Western scholars know the high levels of corruption within China exist and in fact it is quite clear where the party ends and private business begins. This kind of scenario leads to protection from prosecution and overlooking of environmental issues, for example large aluminum plants polluting the local water source. As such environmental issues are widely believed to be a major problem in China by Chinese people themselves and the state. It was a matter of saving face that the CCP spent so much money in 2008 to have clear blue skies during the Olympics by moving many polluting industries into the countryside.

China understands why they don’t have blue skies all over the country. They paid a price for their speedy development by overlooking environmental standards. They advantage of poor regulation is now losing its appeal as costs of degradation are mounting. China is a changing country and has adopted the global view on environmental issues, albeit in a non-binding form. To prove just how serious China is about both tackling its corruption issue as well as its environmental problems, their department leaders were elevated to the Politburo Standing Committee and State Council respectively.
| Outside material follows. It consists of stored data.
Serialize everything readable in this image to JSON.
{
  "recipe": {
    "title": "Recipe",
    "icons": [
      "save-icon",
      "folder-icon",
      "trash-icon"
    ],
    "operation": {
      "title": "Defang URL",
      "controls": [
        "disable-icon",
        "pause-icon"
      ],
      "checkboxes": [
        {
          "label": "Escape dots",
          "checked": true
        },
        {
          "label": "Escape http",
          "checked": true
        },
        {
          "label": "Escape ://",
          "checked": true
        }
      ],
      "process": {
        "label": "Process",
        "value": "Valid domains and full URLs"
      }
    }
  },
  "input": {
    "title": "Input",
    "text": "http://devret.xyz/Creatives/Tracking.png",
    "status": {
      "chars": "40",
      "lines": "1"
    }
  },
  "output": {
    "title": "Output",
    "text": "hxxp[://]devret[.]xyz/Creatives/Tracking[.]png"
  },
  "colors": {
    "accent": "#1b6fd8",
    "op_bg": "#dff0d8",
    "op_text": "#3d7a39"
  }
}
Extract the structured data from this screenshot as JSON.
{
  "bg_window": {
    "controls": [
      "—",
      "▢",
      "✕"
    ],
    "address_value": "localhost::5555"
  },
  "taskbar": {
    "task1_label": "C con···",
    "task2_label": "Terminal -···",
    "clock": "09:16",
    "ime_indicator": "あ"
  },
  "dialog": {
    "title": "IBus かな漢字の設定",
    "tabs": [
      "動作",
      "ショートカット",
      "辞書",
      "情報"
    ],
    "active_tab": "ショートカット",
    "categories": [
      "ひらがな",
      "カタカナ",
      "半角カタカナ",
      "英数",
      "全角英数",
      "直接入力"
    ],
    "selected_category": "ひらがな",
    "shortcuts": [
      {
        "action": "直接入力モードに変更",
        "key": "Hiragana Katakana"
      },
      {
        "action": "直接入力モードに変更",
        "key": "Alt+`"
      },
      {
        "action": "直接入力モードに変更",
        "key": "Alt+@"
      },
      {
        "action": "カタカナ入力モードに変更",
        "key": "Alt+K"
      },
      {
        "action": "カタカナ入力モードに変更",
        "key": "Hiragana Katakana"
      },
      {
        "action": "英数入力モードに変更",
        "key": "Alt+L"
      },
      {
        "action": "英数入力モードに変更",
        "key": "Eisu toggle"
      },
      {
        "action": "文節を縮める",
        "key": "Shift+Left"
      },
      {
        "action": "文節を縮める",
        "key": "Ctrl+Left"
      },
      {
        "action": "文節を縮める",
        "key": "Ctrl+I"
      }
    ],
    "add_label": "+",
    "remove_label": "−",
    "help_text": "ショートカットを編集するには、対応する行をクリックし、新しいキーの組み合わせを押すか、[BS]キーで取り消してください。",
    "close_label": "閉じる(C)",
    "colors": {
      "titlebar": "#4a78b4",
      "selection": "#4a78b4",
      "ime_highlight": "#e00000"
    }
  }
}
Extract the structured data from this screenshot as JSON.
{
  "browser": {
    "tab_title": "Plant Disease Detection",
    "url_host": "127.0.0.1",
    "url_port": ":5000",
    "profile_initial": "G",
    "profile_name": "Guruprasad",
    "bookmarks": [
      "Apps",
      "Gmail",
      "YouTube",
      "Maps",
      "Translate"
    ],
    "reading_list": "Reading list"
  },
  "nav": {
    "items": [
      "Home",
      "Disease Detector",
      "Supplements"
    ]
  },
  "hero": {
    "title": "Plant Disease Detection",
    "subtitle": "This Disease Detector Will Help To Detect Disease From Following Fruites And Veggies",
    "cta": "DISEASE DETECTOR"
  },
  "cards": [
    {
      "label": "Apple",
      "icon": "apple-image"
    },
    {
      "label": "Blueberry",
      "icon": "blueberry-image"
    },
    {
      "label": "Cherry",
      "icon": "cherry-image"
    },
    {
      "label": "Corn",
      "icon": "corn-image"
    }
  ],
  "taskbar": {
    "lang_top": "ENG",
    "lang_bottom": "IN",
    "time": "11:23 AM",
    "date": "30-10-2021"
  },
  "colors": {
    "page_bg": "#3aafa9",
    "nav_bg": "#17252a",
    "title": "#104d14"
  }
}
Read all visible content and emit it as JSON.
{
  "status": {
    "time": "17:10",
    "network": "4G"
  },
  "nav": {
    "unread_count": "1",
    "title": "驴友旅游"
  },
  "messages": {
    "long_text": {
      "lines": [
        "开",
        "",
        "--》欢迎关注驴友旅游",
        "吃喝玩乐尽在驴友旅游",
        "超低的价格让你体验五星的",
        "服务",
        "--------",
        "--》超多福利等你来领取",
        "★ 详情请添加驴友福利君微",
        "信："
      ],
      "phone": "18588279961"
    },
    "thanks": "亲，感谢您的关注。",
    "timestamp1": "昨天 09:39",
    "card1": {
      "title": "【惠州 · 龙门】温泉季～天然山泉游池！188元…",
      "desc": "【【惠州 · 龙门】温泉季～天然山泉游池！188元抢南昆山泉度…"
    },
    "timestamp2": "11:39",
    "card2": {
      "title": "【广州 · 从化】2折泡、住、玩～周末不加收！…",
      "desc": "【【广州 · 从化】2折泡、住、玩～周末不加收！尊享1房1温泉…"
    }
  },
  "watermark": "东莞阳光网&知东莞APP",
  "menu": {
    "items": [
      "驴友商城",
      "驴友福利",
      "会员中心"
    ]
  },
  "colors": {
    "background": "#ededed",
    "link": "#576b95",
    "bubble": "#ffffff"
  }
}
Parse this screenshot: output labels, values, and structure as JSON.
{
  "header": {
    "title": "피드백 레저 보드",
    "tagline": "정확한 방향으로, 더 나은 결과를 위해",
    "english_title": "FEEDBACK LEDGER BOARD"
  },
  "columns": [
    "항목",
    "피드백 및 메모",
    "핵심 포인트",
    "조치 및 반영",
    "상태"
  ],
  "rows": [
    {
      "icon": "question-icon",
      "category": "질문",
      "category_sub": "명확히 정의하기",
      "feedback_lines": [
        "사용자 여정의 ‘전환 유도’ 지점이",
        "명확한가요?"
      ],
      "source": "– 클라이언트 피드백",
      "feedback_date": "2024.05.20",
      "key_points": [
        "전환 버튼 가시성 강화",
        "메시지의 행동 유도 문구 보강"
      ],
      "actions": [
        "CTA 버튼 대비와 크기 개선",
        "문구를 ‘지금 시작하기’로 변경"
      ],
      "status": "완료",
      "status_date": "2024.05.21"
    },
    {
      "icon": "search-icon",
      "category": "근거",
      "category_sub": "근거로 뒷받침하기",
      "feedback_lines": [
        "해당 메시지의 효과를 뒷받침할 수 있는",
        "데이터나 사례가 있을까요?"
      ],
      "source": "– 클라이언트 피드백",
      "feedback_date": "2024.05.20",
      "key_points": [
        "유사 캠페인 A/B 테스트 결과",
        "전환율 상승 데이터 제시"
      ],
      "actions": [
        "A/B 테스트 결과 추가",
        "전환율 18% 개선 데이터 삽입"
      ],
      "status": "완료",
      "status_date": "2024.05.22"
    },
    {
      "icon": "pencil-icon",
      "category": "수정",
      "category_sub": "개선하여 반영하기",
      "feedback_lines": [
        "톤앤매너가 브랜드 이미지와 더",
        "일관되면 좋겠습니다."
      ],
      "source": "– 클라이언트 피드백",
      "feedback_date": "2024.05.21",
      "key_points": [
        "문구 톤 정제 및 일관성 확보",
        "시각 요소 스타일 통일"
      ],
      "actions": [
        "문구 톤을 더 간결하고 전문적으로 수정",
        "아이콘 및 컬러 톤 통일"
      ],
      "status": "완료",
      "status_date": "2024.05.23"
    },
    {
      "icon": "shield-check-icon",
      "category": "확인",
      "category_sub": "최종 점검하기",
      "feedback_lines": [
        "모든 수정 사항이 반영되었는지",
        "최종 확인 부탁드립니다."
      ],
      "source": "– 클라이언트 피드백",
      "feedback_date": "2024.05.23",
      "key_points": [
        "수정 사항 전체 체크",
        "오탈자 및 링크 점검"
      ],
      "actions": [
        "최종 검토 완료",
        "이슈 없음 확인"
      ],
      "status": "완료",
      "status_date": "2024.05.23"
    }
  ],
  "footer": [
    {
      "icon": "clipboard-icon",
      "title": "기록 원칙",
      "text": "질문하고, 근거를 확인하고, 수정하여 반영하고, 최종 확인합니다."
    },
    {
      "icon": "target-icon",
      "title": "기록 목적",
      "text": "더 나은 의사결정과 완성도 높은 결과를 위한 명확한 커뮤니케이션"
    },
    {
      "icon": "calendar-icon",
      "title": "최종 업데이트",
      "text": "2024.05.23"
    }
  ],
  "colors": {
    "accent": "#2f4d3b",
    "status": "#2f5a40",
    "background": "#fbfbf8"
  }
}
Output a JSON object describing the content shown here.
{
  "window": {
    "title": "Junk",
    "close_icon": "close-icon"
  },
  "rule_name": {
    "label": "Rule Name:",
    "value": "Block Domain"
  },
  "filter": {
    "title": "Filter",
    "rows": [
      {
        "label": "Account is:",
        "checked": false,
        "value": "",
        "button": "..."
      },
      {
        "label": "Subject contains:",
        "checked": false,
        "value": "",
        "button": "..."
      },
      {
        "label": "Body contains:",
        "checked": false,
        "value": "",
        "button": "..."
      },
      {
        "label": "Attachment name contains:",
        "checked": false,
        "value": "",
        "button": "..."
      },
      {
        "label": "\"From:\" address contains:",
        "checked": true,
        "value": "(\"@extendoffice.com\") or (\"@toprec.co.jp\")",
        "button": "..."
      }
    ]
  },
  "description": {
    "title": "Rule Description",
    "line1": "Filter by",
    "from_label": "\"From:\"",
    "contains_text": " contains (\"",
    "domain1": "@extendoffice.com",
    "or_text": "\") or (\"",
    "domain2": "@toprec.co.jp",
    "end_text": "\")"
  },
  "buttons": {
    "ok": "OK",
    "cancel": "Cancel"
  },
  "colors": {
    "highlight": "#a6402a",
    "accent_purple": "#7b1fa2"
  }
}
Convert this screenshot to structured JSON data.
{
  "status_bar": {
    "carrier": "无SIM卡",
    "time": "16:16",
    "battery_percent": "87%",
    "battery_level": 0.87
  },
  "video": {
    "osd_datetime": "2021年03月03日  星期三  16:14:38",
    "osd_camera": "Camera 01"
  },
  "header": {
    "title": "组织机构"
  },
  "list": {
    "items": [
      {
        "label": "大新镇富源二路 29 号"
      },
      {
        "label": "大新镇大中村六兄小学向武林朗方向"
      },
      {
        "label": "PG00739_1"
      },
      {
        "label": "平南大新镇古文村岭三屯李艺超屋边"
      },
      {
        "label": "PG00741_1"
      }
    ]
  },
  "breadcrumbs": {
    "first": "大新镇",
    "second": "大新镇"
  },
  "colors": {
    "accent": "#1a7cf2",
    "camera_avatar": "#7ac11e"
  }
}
China’s development model was based on exploitation of both its people, as a low cost labour pool, and its environment seen as an unlimited resource. However, the limits to growth are real and have caused strains on the CCP. Their legitimacy is no longer just tied into the keeping GDP growth high, the environment is going to play a crucial part as the millions of peasants in the countryside toil with lack of water, floods, and rising threat of disease.

The Central party leaders in Beijing have enough to worry about, rising inflation, a housing bubble, the likelihood of a demographic time bomb due to aging population, but climate change has also made it to the top agendas. Thus as a two-level game, China is playing both sides quite well. Externally it is trying to extract as many concessions from the other great powers whether it is through a historical responsibility argument or through its advantage in producing cheap green technologies. While internally it has put forth a whitepaper outlining more calls for reductions in carbon and even more investment in alternative sources of energy.

While some observers may say that all of this falls short, I would argue that as the dire situation of climate change becomes more real and the costs of inaction prove higher than action, the CCP will move. They have proven themselves to be more pragmatic in many national policy areas, especially those that threaten the stability and future prosperity of China or more aptly, those of the Party.